Why Traditional Geographic Routing Falls Short

Legacy CDN implementations route traffic based on a simple premise: send users to the nearest point of presence (PoP) by geographic distance. This approach made sense when CDN infrastructure was sparse and network topology was relatively predictable. In 2025, this model breaks down for several critical reasons.

Network distance rarely correlates with latency. A user in Singapore might experience lower latency connecting to a Tokyo PoP than to a geographically closer location in Jakarta due to superior fiber infrastructure and peering arrangements. Internet exchange points, submarine cable routes, and tier-1 carrier relationships create asymmetric network topologies where physical proximity is a poor predictor of performance.

Cloud provider regions and edge locations have proliferated. AWS operates 450+ edge locations, Cloudflare spans 300+ cities, and Fastly maintains 70+ PoPs globally. This density means multiple viable routing options exist for most users, making intelligent selection crucial rather than defaulting to the closest location.

Network conditions change constantly. Peak traffic hours, DDoS attacks, fiber cuts, and routing changes alter latency profiles throughout the day. Static geographic routing cannot adapt to these dynamic conditions, leaving users stuck with suboptimal paths until manual intervention occurs.

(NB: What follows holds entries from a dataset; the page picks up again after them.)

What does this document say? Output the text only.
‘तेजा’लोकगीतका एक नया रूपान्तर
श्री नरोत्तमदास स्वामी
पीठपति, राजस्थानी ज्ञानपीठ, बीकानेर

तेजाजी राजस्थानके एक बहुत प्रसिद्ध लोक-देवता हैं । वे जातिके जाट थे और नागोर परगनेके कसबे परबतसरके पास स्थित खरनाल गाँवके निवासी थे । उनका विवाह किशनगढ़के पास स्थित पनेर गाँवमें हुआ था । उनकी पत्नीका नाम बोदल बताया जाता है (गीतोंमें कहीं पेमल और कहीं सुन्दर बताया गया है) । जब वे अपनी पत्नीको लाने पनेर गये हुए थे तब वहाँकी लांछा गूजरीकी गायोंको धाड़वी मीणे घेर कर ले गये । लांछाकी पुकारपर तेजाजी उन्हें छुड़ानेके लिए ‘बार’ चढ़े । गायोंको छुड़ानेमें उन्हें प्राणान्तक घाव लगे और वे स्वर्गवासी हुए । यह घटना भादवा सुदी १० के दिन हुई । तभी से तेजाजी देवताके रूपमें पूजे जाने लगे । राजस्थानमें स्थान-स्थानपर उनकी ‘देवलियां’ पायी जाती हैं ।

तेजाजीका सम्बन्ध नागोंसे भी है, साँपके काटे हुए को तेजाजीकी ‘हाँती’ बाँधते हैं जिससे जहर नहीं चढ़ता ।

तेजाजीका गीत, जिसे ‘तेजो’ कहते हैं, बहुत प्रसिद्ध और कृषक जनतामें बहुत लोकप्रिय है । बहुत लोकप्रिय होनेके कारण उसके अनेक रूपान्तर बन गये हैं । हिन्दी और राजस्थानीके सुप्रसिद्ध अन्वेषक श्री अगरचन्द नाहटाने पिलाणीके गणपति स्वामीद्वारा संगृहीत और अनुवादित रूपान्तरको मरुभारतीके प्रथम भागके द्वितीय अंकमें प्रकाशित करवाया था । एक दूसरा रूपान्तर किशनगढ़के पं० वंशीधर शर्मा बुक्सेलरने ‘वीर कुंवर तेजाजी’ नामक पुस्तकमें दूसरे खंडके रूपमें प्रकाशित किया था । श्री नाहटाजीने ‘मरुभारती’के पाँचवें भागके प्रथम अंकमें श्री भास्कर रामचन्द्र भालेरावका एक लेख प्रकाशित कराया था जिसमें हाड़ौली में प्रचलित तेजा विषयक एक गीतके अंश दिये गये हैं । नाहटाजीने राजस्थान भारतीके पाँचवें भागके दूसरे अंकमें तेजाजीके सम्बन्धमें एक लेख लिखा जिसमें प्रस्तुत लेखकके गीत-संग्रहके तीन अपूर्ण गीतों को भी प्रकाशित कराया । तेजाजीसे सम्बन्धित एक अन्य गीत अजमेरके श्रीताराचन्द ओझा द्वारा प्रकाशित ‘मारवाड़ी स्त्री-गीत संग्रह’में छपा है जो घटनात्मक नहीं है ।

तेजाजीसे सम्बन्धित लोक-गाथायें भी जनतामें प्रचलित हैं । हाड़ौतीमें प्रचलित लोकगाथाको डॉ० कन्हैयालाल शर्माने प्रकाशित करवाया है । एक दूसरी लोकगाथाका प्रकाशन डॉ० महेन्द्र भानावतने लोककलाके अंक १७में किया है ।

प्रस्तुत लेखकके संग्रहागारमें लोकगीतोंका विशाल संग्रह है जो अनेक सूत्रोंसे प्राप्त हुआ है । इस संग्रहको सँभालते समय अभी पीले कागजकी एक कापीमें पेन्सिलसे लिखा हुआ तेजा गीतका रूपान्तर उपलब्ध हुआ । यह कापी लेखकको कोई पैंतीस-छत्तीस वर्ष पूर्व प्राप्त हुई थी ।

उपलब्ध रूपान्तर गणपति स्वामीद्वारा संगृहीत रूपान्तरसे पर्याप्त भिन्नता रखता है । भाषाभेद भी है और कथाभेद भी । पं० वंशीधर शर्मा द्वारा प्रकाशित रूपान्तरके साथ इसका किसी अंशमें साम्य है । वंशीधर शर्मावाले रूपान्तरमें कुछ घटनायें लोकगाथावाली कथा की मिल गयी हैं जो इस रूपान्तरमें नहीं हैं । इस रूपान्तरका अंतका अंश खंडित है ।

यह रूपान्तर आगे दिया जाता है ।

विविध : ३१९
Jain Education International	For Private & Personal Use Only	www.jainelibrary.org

Regulatory and data sovereignty requirements complicate routing decisions. GDPR, data localization laws, and privacy regulations in 2025 require content to remain within specific jurisdictions, adding constraints that pure distance-based routing cannot handle.

Modern Latency-Based Traffic Management Architecture

Contemporary CDN geo-routing systems implement multi-layered decision engines that combine real-time latency measurements, historical performance data, health checks, and policy constraints to route each request optimally.

The architecture consists of four primary components:

Real-Time Measurement Network: Distributed probes continuously measure latency from various geographic locations to all available PoPs. These measurements feed into a global routing database updated every few seconds.

Intelligent DNS Layer: Authoritative DNS servers receive latency data and make routing decisions at query time, returning IP addresses for the optimal PoP based on the client's resolver location and current network conditions.

Edge Decision Engine: For applications using Anycast or application-layer routing, edge nodes make routing decisions based on connection characteristics, request headers, and real-time performance metrics.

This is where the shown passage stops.